The good news in that story involves both the successful sale and the reflection that it presents of continued confidence in the way that Maryland manages its finances. The long shadow that looms over the state is the likelihood that federal debt and budget issues could impact Maryland’s economy and even its credit rating in the near future. All analysts agree that a federal default would have had grave consequences for Maryland’s economy. Perhaps more ominous, if that’s possible, is that the “solution” to the debt standoff is also likely to have a significantly adverse impact on Maryland.

The state has certainly benefited enormously from the presence of federal facilities within its borders and from government spending. What has always been one of Maryland’s chief assets is now being described by some as evidence of over-reliance on the federal government, but that may be a bit of a fashionable over-reaction. Tea party preferences notwithstanding, the federal government is not about to go away, and Maryland will continue to have the advantage of location.

Martin O’Malley, in announcing the bond sale, contrasted Maryland’s balanced approach to its financial situation —- significant budget cuts coupled with tax increases -— with the insistence by Republicans on a cuts-only approach to the federal deficit. While the governor might be accused of playing to a national political audience with that comment, many others, including the bipartisan Bowles-Simpson Commission, have reached the same conclusion.

Even as the totally unnecessary crisis over raising the debt ceiling has been resolved, what is most clear is that Maryland’s economy is increasingly intertwined with the national one and that political decisions made in Washington will greatly impact the ability of state policy-makers to keep their own financial house in order. The downward flow of bad news also will have a significant impact on the finances and programs of local governments in Maryland. Whatever the scheduled agenda, you would expect this topic to be the main area of discussion at the August meeting of the Maryland Association of Counties.
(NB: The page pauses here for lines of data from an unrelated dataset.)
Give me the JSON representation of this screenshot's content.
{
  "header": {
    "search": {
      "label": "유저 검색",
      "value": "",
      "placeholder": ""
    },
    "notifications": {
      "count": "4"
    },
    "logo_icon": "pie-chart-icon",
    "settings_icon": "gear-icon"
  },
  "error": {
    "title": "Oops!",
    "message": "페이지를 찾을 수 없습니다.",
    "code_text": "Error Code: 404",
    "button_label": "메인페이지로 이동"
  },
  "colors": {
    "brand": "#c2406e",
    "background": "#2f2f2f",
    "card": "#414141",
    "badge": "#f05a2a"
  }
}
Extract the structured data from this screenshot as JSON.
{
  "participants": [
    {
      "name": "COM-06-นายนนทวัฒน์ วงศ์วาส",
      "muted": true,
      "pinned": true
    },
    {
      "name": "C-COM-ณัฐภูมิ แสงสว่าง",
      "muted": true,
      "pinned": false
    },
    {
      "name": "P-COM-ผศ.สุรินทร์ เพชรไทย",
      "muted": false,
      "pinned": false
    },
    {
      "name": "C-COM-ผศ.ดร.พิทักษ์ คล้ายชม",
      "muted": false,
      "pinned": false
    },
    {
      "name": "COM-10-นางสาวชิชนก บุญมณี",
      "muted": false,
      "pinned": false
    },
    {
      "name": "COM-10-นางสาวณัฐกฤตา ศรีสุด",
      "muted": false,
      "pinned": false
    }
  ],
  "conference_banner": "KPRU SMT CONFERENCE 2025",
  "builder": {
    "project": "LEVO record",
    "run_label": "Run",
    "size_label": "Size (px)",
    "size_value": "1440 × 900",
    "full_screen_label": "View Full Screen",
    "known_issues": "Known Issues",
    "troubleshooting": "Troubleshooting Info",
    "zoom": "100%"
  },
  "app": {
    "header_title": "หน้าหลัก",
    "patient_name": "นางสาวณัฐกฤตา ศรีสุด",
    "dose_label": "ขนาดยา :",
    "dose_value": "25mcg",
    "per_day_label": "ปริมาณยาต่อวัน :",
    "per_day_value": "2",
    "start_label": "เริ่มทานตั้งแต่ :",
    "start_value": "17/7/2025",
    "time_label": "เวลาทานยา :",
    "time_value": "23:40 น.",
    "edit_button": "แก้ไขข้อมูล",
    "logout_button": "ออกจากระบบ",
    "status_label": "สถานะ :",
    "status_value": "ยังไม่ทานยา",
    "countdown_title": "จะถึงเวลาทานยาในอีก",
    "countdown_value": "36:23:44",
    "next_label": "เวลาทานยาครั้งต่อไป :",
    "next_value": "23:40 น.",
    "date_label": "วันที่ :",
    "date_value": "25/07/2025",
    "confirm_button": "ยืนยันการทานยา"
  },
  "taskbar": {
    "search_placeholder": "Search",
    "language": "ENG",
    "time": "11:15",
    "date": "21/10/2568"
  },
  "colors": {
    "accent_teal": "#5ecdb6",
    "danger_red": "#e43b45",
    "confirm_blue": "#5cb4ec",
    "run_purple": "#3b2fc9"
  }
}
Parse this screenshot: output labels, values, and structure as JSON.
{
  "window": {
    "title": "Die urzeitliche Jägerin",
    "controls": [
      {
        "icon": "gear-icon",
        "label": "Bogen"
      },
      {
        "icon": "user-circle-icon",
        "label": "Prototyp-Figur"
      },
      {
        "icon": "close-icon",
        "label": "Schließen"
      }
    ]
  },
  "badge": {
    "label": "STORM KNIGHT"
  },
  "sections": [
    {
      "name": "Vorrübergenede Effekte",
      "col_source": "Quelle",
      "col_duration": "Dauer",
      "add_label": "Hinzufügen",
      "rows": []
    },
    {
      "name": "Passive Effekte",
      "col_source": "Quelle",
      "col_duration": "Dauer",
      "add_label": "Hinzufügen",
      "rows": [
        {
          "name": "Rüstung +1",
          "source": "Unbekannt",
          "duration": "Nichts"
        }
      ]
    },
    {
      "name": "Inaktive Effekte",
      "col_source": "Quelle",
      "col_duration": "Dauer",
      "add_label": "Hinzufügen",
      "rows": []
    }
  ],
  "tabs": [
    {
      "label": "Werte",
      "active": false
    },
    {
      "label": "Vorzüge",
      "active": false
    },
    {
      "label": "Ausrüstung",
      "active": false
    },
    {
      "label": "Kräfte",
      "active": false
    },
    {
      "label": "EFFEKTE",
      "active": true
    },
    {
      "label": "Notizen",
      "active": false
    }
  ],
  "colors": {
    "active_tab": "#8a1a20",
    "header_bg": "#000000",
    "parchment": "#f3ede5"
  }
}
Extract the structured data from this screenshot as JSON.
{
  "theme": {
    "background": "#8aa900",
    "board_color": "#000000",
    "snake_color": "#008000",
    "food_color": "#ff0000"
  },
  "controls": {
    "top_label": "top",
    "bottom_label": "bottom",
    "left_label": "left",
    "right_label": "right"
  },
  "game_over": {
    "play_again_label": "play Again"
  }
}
Beyond the economic impact, however, what the debt ceiling crisis brings into question is the ability of our political system to resolve important issues facing the country. Or to put it more starkly, are we still able to govern effectively?

Most Americans believe that the biggest challenge we face involves jobs and the lack of predictability of economy growth and stability into the future. (Do you remember John Boehner’s press conference shortly after the 2010 election in which he promised that the Republican focus would be on jobs, jobs, jobs?)

Yet, federal budget cuts are guaranteed in the short term to worsen the jobs situation and to have a negative impact on state and local economies. Misreaders of the Great Depression forget that the economy was recovering until 1937, when the emphasis changed from stimulating the economy to balancing the budget. The New Deal didn’t fail; it was stopped prematurely.

To be sure, the debt is a real problem, but not one that came about overnight or even primarily on Barack Obama’s watch. These hyper deficit hawks were nowhere to be seen when George W. Bush turned a large surplus into a huge deficit by cutting taxes for the wealthy, fighting a war (actually two) for the first time in our history without a tax increase to pay for it, and, by his administration’s lax oversight of regulations, helped enable the reckless and irresponsible behavior of the financial services and mortgage industries.

A rational political system would focus first on getting the country out of its current economic doldrums and then devising a balanced long- term approach to debt reduction. Instead, we have the spectacle of government by slogans, confrontation and demagoguery.

As you watch the performances in Washington, you realize that the true ancestors of today’s extreme Republicans are not the patriots of our Revolutionary War period, but rather the ancient Roman Emperor, Nero. These ideologues have been allowed by the political leaders of both parties and by the media to dominate the public debate even though they represent a small minority of opinion in this country.

For anyone who wants to understand how the current mess could have been dealt with constructively, read Thomas Friedman’s July 27 column in The New York Times. As he correctly notes, neither political party has served us particularly well. Political gain rather than what is right for the country seems the primary motivation. No wonder political cynicism and anger are high and rising.